Underwriting Q&A

21 Aug Underwriting Q&A

Underwriting Q&A

 

We sat down with our Head of Underwriting, Philip Gould, to gain an insight into how underwriting processes and the property market have changed over the years, from the 2008 economic crash to the outbreak of COVID-19.

 

How have you seen underwriting processes evolve since you started working in the industry? 

Underwriting is still a relatively traditional process as its core methodologies remain unchanged. In order to complete on a transaction, we rely on the information provided by valuers and monitoring surveyors, and the legal work is completed by solicitors/conveyancers.

Whilst this collaborative process has not changed and is unlikely to do so in the near future, there is now a greater availability and wider use of technology which has meant that we can operate more efficiently. We now use Google Maps, Rightmove and online databases to help with internal analysis. Not only this, third party providers are helping to streamline processes; as an example, we have recently started to work with VAS Panel for outsourcing valuation instructions and monitoring and we are in the process of adopting a digital client on boarding system.

 

How have underwriting processes changed since UK lockdown started in March 2020? 

The basic processes are very similar to pre-lockdown, but we have had to embrace new methodologies where necessary – virtual site visits/borrower meetings to ensure social distancing and Mercury rules for virtual legal document completion.

As we phase-out into a post-COVID climate, it will be interesting to see how many of these changes will be kept long-term. For us, there is no real replacement for in-person ‘face time’ and so I suspect that site visits and borrower meetings will start to pick up again.

 

How has real estate finance changed since the 2008 market crash and what impact has this had on underwriting deals/the property development market? 

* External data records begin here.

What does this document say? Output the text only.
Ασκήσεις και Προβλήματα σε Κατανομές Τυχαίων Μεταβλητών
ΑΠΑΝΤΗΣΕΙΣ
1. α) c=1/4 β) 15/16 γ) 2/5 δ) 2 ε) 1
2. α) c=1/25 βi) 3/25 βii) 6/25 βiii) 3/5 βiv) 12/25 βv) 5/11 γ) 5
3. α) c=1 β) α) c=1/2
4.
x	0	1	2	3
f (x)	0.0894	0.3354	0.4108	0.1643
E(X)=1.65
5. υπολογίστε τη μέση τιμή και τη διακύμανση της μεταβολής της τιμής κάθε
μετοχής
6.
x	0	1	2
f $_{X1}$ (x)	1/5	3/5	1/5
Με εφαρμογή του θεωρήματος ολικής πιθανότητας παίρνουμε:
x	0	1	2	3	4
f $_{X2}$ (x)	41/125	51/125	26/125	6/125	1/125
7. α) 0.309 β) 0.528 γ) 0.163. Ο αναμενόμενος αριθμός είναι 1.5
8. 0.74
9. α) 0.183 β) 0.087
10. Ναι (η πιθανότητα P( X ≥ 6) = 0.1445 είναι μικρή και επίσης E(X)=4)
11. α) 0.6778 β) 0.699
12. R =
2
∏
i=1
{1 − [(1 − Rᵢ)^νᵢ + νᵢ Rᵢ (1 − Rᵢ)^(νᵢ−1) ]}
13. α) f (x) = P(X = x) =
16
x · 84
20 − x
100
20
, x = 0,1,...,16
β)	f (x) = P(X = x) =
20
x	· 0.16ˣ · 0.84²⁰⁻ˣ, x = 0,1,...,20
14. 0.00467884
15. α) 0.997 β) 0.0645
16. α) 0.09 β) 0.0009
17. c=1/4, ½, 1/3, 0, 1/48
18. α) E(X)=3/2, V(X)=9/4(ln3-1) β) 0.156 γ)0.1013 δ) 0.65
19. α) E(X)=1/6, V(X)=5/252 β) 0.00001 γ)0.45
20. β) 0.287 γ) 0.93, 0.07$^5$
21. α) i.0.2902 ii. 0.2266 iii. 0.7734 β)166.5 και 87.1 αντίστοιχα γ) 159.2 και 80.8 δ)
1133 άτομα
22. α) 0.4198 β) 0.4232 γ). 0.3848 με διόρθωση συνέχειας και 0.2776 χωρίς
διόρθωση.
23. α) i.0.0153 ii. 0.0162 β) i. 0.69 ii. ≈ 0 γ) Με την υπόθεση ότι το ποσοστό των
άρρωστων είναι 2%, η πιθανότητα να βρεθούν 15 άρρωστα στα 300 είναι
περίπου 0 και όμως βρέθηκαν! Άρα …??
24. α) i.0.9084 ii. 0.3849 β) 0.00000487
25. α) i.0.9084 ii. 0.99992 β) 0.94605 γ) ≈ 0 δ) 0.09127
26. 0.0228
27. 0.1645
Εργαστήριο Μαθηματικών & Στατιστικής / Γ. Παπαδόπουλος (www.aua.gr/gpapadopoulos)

Real Estate finance changed dramatically as a result of the 2008 stock market crash where the FTSE 100 fell 31%. High street lenders pulled their offering from a large part of the market as it became complicated to lend to SME property investors developers due to regulatory changes. This opened up space in the market for challenger banks, private funders and smaller finance companies, such as Avamore, to emerge and provide unregulated finance to this under-served demographic. From an underwriting perspective, the emergence of unregulated lenders meant that there were different requirements and processes implemented for potential borrowers.

 

How has real estate finance changed since the outbreak of COVID-19?

While the demand for financing has remained relatively unchanged since the outbreak of COVID 19, the supply of funding has contracted as the level of uncertainty felt throughout the economy rose due the lockdown. The funding supply shock has inevitably led to an increase in rates and a reduction in risk appetite from the majority of the UK real estate lending market.

 

However, in recent months, we have also seen various industry professionals looking to improve their operational efficiency  in order to provide a better service to their clients during the crisis and in the long-term.

 

What practices are being put in place now for a post-COVID-19 climate? 

Technology is being embraced to help streamline processes – the most notable one being updates at the land registry to accept electronic signatures.

 

What do you predict the next year in the market will look like?

I think the rest of this year will be slow as individuals and financial institutions take a step back to see a clearer picture of what impact COVID-19 and the lockdown have had on the real estate sector.

Next year, I would expect to see demand for housing to continue to outstrip supply which, when combined with historically low interest rates, will support residential housing prices in the short term.

Where we are likely to see seismic shifts over the next 12 – 24 months is in the commercial real estate sector. As companies, large and small, question the requirement for office space and physical retail continues to struggle, I expect the sector to go through a period of price discovery which will have significant impacts on the market.